Management of a fund seeking to breathe new life into a border town high street has been transferred amid concerns over the pace at which projects were being delivered.
However, the town team last night insisted it had committed a quarter of its total budget in its first five months and brought in-kind benefits to Berwick of £100,000, and claimed the council’s actions were “unprecedented.”
Berwick was awarded £100,000 under the government scheme, which seeks to regenerate town centres in July 2012. The county council as supervisory body for the grant agreed to match the £100,000, creating a £200k fund.
Berwick Town Team took on responsibility for managing the pilot and, after a number of personnel changes, Berwick Town Team Ltd (BTTL) was formed in January 2013, beginning operations a month later.
However, a report to a council meeting next week reveals that there was further “board instability”, with chairman Ed Swales resigning at the end of last August.
By the end of September, less than £10,000 of the fund had been spent.
As a result, the county council deemed “the situation was not tenable” and took responsibility for the project from BTTL, transferring it to Northumberland development company Arch and then Berwick Town Council, in a bid to “accelerate delivery progress” and “ensure fit for purpose delivery arrangements”.
BTTL was given a “project champion” role. Last night, town team acting chairman Chris Hardie claimed BTTL had committed more than £50,000 in projects between its launch event in May 2013 and October, 25% of its budget.
He also said the town team had been given £100,000 in “in-kind” benefits.

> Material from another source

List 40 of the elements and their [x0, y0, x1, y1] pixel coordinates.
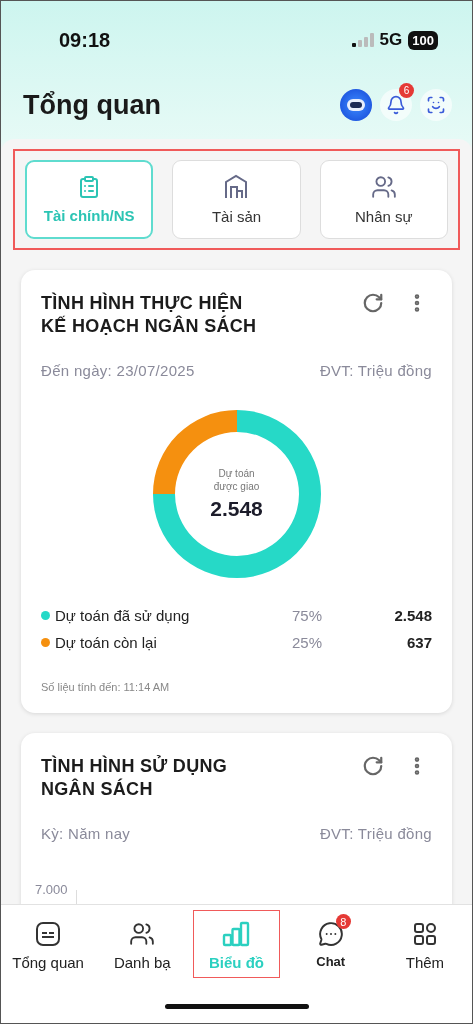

Mr Hardie said of the council’s move: “It was a huge shock at the time because the developments we had done were really sustainable and had made a real difference, and had all been done in the space of four or five months.”
He claimed the national Portas bosses had been “very supportive” and had deemed the council’s actions “unprecedented”.
Mr Hardie said the team had been told “they did not expect groups to spend money willy nilly” and that they “wanted sustainable projects that made a difference to the commercial viability of the town”.